If you wish to program for money because hey, it's still doing something you love and you'll be getting money, you have to shift your perspective. What if you don't? You'll quickly become "that IT guy" that gets some things done but more often than not you'll be the weird person who missed deadlines and speaks mumbo jumbo. This can easily lead to an unfulfilling career. Why's that bad? No more interesting tasks. No fun jobs. Can't get on good teams. Work on low value projects. Being on the verge of burnout and finally burning out. Might as well quit now and take up carpentry and retain your love for pushing bits by doing it as a hobby - just like when you were 12 when you first discovered BASIC/HTML/DOS/etc.
The Phoenix Project will quickly acquaint the reader with modern management practices and why they're valuable. This will translate into choosing better jobs and making your current job a bit better. It'll outline the importance of communication. From there on it's only a few steps to reading the excellent Getting Things Done When You're Only a Grunt by Joel Spolsky and then onto The Pragmatic Programmer and many other excellent books. Oh, and you'll get to keep your passion of figuring out what makes things tick - and makin' 'em tick better.

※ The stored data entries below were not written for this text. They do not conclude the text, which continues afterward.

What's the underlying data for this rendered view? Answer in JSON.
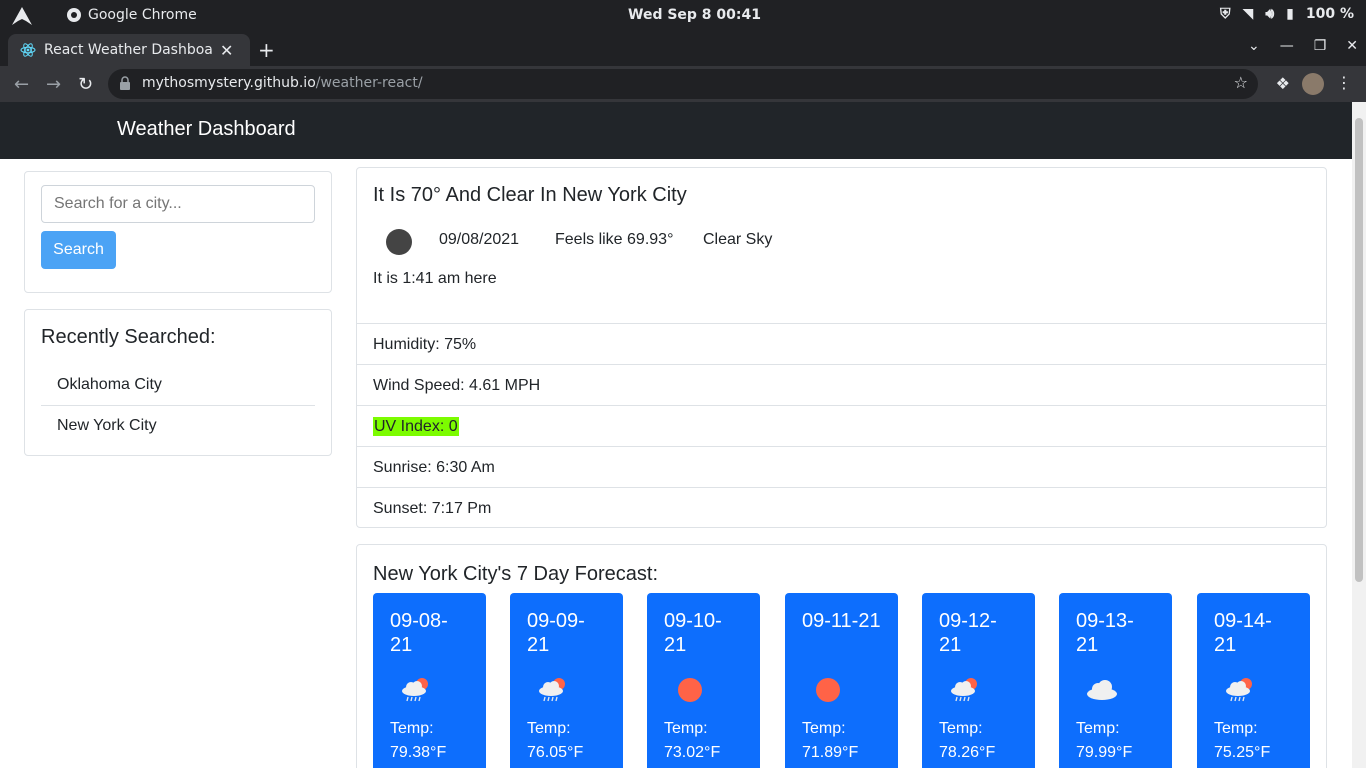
{
  "os": {
    "app_name": "Google Chrome",
    "clock": "Wed Sep 8  00:41",
    "battery": "100 %"
  },
  "browser": {
    "tab_title": "React Weather Dashboard",
    "url_host": "mythosmystery.github.io",
    "url_path": "/weather-react/"
  },
  "page": {
    "brand": "Weather Dashboard",
    "search": {
      "placeholder": "Search for a city...",
      "button": "Search"
    },
    "recent": {
      "title": "Recently Searched:",
      "items": [
        "Oklahoma City",
        "New York City"
      ]
    },
    "current": {
      "heading": "It Is 70° And Clear In New York City",
      "date": "09/08/2021",
      "feels_like": "Feels like 69.93°",
      "description": "Clear Sky",
      "local_time": "It is 1:41 am here",
      "humidity": "Humidity: 75%",
      "wind": "Wind Speed: 4.61 MPH",
      "uv": "UV Index: 0",
      "uv_color": "#7cfc00",
      "sunrise": "Sunrise: 6:30 Am",
      "sunset": "Sunset: 7:17 Pm"
    },
    "forecast": {
      "title": "New York City's 7 Day Forecast:",
      "days": [
        {
          "date": "09-08-21",
          "icon": "rain-cloud-sun-icon",
          "temp_label": "Temp:",
          "temp": "79.38°F"
        },
        {
          "date": "09-09-21",
          "icon": "rain-cloud-sun-icon",
          "temp_label": "Temp:",
          "temp": "76.05°F"
        },
        {
          "date": "09-10-21",
          "icon": "sun-icon",
          "temp_label": "Temp:",
          "temp": "73.02°F"
        },
        {
          "date": "09-11-21",
          "icon": "sun-icon",
          "temp_label": "Temp:",
          "temp": "71.89°F"
        },
        {
          "date": "09-12-21",
          "icon": "rain-cloud-sun-icon",
          "temp_label": "Temp:",
          "temp": "78.26°F"
        },
        {
          "date": "09-13-21",
          "icon": "cloud-icon",
          "temp_label": "Temp:",
          "temp": "79.99°F"
        },
        {
          "date": "09-14-21",
          "icon": "rain-cloud-sun-icon",
          "temp_label": "Temp:",
          "temp": "75.25°F"
        }
      ]
    }
  },
  "colors": {
    "navbar": "#212529",
    "search_button": "#4ba3f5",
    "forecast_card": "#0d6efd",
    "sun": "#ff6347"
  }
}
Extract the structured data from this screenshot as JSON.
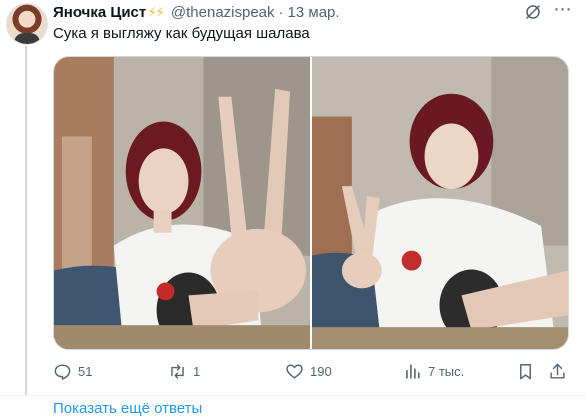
{
  "tweet": {
    "author_name": "Яночка Цист",
    "author_badge": "⚡⚡",
    "handle": "@thenazispeak",
    "separator": "·",
    "date": "13 мар.",
    "text": "Сука я выгляжу как будущая шалава",
    "media_count": 2
  },
  "actions": {
    "replies": "51",
    "reposts": "1",
    "likes": "190",
    "views": "7 тыс."
  },
  "footer": {
    "show_more_label": "Показать ещё ответы"
  },
  "colors": {
    "accent": "#1d9bf0",
    "muted": "#536471",
    "text": "#0f1419",
    "bolt": "#f2c029"
  }
}
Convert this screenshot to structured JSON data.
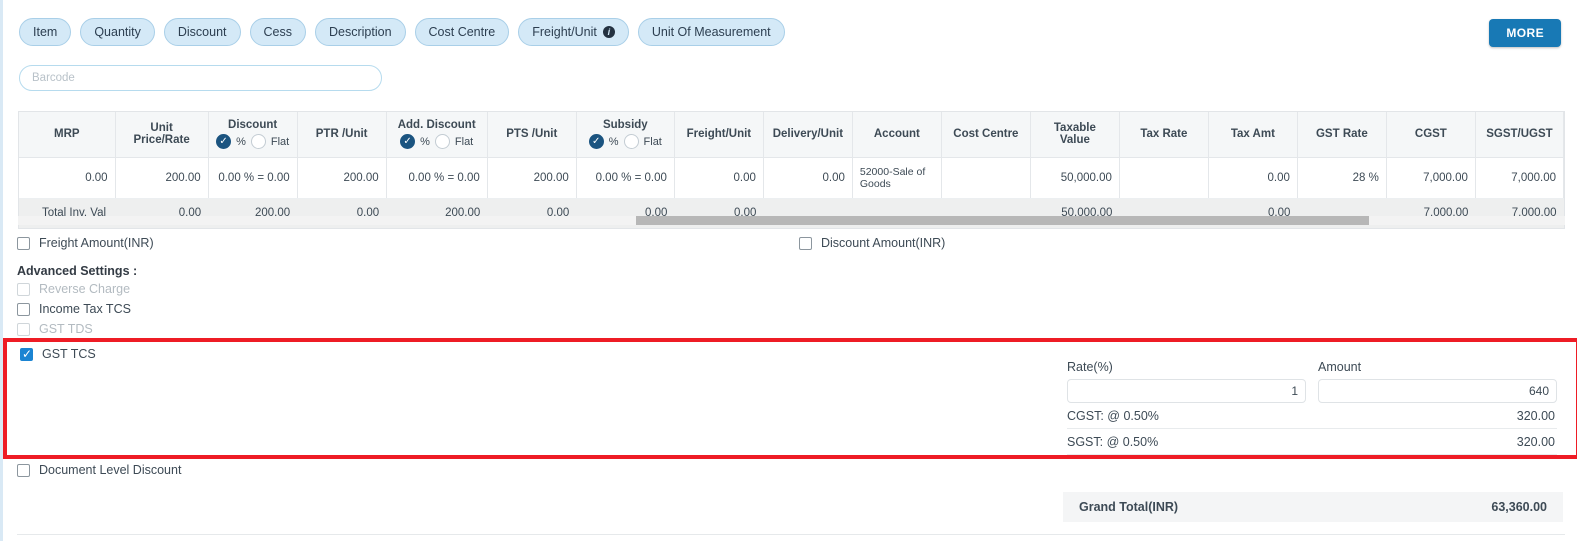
{
  "toolbar": {
    "chips": [
      {
        "label": "Item",
        "has_info": false
      },
      {
        "label": "Quantity",
        "has_info": false
      },
      {
        "label": "Discount",
        "has_info": false
      },
      {
        "label": "Cess",
        "has_info": false
      },
      {
        "label": "Description",
        "has_info": false
      },
      {
        "label": "Cost Centre",
        "has_info": false
      },
      {
        "label": "Freight/Unit",
        "has_info": true
      },
      {
        "label": "Unit Of Measurement",
        "has_info": false
      }
    ],
    "more_label": "MORE",
    "info_glyph": "i"
  },
  "barcode": {
    "placeholder": "Barcode",
    "value": ""
  },
  "table": {
    "columns": [
      {
        "title": "MRP",
        "toggle": null
      },
      {
        "title": "Unit Price/Rate",
        "toggle": null
      },
      {
        "title": "Discount",
        "toggle": {
          "on": "%",
          "off": "Flat"
        }
      },
      {
        "title": "PTR /Unit",
        "toggle": null
      },
      {
        "title": "Add. Discount",
        "toggle": {
          "on": "%",
          "off": "Flat"
        }
      },
      {
        "title": "PTS /Unit",
        "toggle": null
      },
      {
        "title": "Subsidy",
        "toggle": {
          "on": "%",
          "off": "Flat"
        }
      },
      {
        "title": "Freight/Unit",
        "toggle": null
      },
      {
        "title": "Delivery/Unit",
        "toggle": null
      },
      {
        "title": "Account",
        "toggle": null
      },
      {
        "title": "Cost Centre",
        "toggle": null
      },
      {
        "title": "Taxable Value",
        "toggle": null
      },
      {
        "title": "Tax Rate",
        "toggle": null
      },
      {
        "title": "Tax Amt",
        "toggle": null
      },
      {
        "title": "GST Rate",
        "toggle": null
      },
      {
        "title": "CGST",
        "toggle": null
      },
      {
        "title": "SGST/UGST",
        "toggle": null
      }
    ],
    "row": {
      "mrp": "0.00",
      "unit_price_rate": "200.00",
      "discount": "0.00 % = 0.00",
      "ptr_unit": "200.00",
      "add_discount": "0.00 % = 0.00",
      "pts_unit": "200.00",
      "subsidy": "0.00 % = 0.00",
      "freight_unit": "0.00",
      "delivery_unit": "0.00",
      "account": "52000-Sale of Goods",
      "cost_centre": "",
      "taxable_value": "50,000.00",
      "tax_rate": "",
      "tax_amt": "0.00",
      "gst_rate": "28 %",
      "cgst": "7,000.00",
      "sgst_ugst": "7,000.00"
    },
    "totals": {
      "label": "Total Inv. Val",
      "mrp": "",
      "unit_price_rate": "0.00",
      "discount": "200.00",
      "ptr_unit": "0.00",
      "add_discount": "200.00",
      "pts_unit": "0.00",
      "subsidy": "0.00",
      "freight_unit": "0.00",
      "delivery_unit": "",
      "account": "",
      "cost_centre": "",
      "taxable_value": "50,000.00",
      "tax_rate": "",
      "tax_amt": "0.00",
      "gst_rate": "",
      "cgst": "7,000.00",
      "sgst_ugst": "7,000.00"
    }
  },
  "options": {
    "freight_amount": {
      "label": "Freight Amount(INR)",
      "checked": false,
      "disabled": false
    },
    "discount_amount": {
      "label": "Discount Amount(INR)",
      "checked": false,
      "disabled": false
    },
    "advanced_title": "Advanced Settings :",
    "reverse_charge": {
      "label": "Reverse Charge",
      "checked": false,
      "disabled": true
    },
    "income_tax_tcs": {
      "label": "Income Tax TCS",
      "checked": false,
      "disabled": false
    },
    "gst_tds": {
      "label": "GST TDS",
      "checked": false,
      "disabled": true
    },
    "gst_tcs": {
      "label": "GST TCS",
      "checked": true,
      "disabled": false
    },
    "document_level_discount": {
      "label": "Document Level Discount",
      "checked": false,
      "disabled": false
    }
  },
  "gst_tcs_panel": {
    "rate_label": "Rate(%)",
    "rate_value": "1",
    "amount_label": "Amount",
    "amount_value": "640",
    "cgst_label": "CGST: @ 0.50%",
    "cgst_value": "320.00",
    "sgst_label": "SGST: @ 0.50%",
    "sgst_value": "320.00",
    "highlight_color": "#ee1c25"
  },
  "grand_total": {
    "label": "Grand Total(INR)",
    "value": "63,360.00"
  },
  "colors": {
    "accent": "#1879b5",
    "chip_bg": "#d4e9f7",
    "radio_on": "#1b5480",
    "checkbox_checked": "#1b84d2"
  }
}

Most of all, it will give the reader a broader and more general view of the immediate environment around them. Suddenly, project managers aren't bullies - they're trying to manage expectations and marketers aren't stupid - they're trying to get people to use your work so you can enjoy paychecks. It's liberating to know that IT isn't some sick worldwide psychological experiment to make you suffer.
"But wait, what about the book?!" you may ask, gentlereader. Indeed, what about it? It's definitely not the best prose. The characters are pretty simple and the plot easy to guess. This is no George Orwell or Thomas Mann. Yet, I still had a ton of fun reading about how the protagonist escapes IT cataclysm after IT cataclysm and how slowly, with the help of a few people, he's able to turn the project around.
It doesn't leave the soul-ache of finishing a particularly deep passage about the human condition, instead it offers a constant evaluation of ones own work and organization. Am I that programmer in the cave? Is my team communicating anything? Are we producing any value to the business? Are there bottlenecks we could optimize? If our current project is so bad, can we improve it? How about the next one? What if we tried this whole "kanban" thing?
If you've still cutting your path in IT, whether as a network engineer or web developer or anything in between, you'll definitely enjoy this book and probably rethink the relationship between your love of solving problems and doing that for money.